Smart phones are making Wi-Fi hotspots hot again
Lisa Helminiak, who uses her iPhone as a computer as much as to talk, has declared her independence from the slow cell phone network. Instead of using AT&T's network, she's using her phone's Wi-Fi capability to connect to the Internet via speedier Wi-Fi hotspots.
"AT&T's 3G cell network is kind of plodding," said Helminiak, a partner in Minneapolis software company Azul 7. "When I get on Wi-Fi, it's definitely faster." That makes it more practical for her to view online maps and download iPhone apps, programs written specifically for the phones.
Helminiak is one of millions of smart phone users whose phones have both cellular and Wi-Fi capability. These dual-connection smart phone users are accelerating the growth in the number of Wi-Fi hotspots, which are wireless Internet access zones a few hundred feet across.
While there are a few big Wi-Fi hotspots, most are much smaller: at the airport, hotels, restaurants, coffee shops and corporate offices.
A recent report by research firm In-Stat of Scottsdale, Ariz., predicts the use of hotspots will be up 47 percent worldwide this year, driven largely by smart phone use.
The reason is speed. Cell phone networks typically can download data at a million bits per second -- or less -- over long distances. Wi-Fi hotspots use faster, short-range wireless links that are backed up by speedy wired Internet connections.
As a result, hotspots are typically several times faster than cellular, say iPhone users in the Minneapolis area. (Cellular companies say faster cell networks are on the way in the next couple of years.)
The cell phone companies aren't alarmed by the Wi-Fi trend, because it makes their phones more attractive and reduces congestion on the cell phone networks. (AT&T discourages iPhone users from downloading more than 10 megabytes at once via the cellular network.) AT&T was so convinced of the trend's importance that it acquired for-pay Wi-Fi hotspot provider Wayport in 2008.

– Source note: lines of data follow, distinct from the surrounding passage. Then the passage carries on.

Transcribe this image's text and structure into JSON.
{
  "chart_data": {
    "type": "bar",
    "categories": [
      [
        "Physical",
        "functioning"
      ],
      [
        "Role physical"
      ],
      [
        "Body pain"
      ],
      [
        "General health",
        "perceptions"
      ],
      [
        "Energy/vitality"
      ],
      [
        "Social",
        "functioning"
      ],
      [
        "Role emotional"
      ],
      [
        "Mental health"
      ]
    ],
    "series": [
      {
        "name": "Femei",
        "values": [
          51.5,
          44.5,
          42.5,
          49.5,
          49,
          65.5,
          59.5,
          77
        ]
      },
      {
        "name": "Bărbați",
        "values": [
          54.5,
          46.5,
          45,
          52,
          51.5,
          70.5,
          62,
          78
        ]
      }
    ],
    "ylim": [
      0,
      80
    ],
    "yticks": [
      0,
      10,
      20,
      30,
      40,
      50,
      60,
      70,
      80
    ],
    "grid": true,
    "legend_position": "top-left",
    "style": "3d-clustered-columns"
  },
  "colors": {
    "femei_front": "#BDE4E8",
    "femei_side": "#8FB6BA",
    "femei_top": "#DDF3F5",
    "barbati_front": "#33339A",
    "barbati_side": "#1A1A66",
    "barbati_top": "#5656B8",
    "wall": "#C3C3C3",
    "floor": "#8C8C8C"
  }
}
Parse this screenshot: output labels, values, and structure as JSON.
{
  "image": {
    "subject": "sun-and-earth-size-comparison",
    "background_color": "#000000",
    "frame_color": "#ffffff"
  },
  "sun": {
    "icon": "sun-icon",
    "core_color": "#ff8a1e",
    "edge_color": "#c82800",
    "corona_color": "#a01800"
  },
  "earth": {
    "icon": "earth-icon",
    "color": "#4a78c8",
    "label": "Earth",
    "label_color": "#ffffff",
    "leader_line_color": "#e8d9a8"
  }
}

"The cellular companies are a major driver of Wi-Fi growth," said Frank Dickson, research vice president for mobile Internet at In-Stat. "So we expect that more cell phones will have Wi-Fi."

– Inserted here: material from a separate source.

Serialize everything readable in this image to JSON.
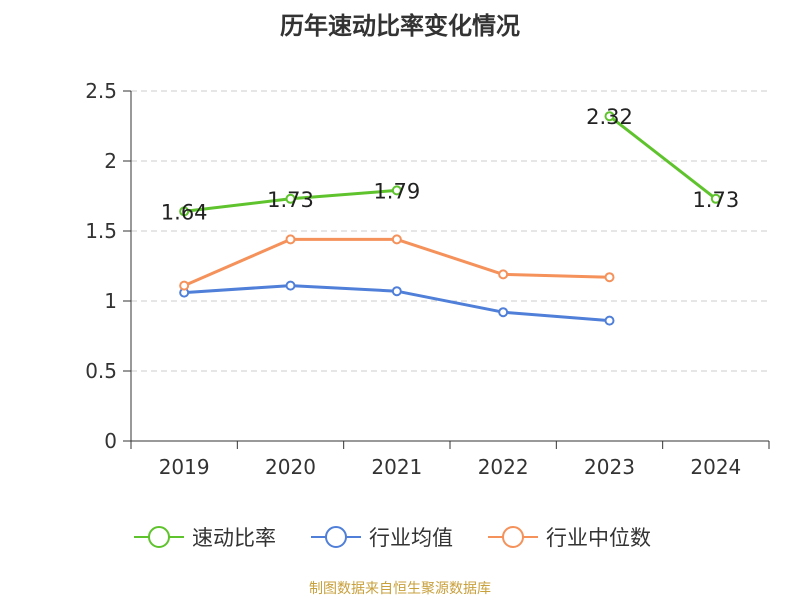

This year 128 million cell phones with Wi-Fi were shipped worldwide, and in 2010 that will increase to 184 million, Dickson said. In response, the number of Wi-Fi hotspots worldwide is expected to grow 21 percent over the next year to 245,000, he said.
"Wi-Fi has gone from being in first-tier locations such as airports and first-class hotels, to second-tier places such as convention centers to third-tier locations that are less densely populated, such as small coffee shops, retail stores and malls," Dickson said.

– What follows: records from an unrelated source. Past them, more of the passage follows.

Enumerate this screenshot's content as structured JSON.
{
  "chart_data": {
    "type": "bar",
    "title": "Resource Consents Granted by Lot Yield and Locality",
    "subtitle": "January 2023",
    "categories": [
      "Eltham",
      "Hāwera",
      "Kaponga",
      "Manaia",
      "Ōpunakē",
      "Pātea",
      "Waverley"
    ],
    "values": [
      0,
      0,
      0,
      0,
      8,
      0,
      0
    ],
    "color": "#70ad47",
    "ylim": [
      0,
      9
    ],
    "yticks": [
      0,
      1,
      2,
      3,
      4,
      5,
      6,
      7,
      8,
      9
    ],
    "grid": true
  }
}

Other smart phone users agree that hotspots are the way to go. Jamal Carlson of Minneapolis is always on the lookout for a Wi-Fi hotspot so he can connect his iPhone to the Internet at high speed.
"A lot of times you can't download songs on the spot unless you have a Wi-Fi connection," said Carlson, a supervisor in the treasurer's department at Fairview Health Services, a network of hospitals and clinics.
The spread of free Wi-Fi at restaurants, coffee shops and other retail locations also has spurred interest.
"If I can get free Wi-Fi, I grab it," said Hastings iPhone user Anthony Alongi, director for the dislocated worker program at the Minnesota Department of Employment and Economic Development, "because a Wi-Fi connection is superior to the cellular network in most instances."
While it's hard to prove cell phones are the reason, Wi-Fi use is up significantly at Caribou Coffee, which offers free access in its chain of coffee shops. There was a 15 percent increase in the number of times people logged in to Caribou Wi-Fi from June 2008 through November 2009 said Alfredo Martel, senior vice president of marketing for the Brooklyn Center-based chain.
Where people seek out Wi-Fi varies. Alongi uses it when it's free. Helminiak goes for secure networks.
Thad Gulden of Eden Prairie, Minn., who has an iPhone, says he uses Wi-Fi hotspots when he wants a better-quality video experience.
"The Internet browsing experience isn't very noticeably quicker on Wi-Fi, but YouTube videos load markedly faster," he said.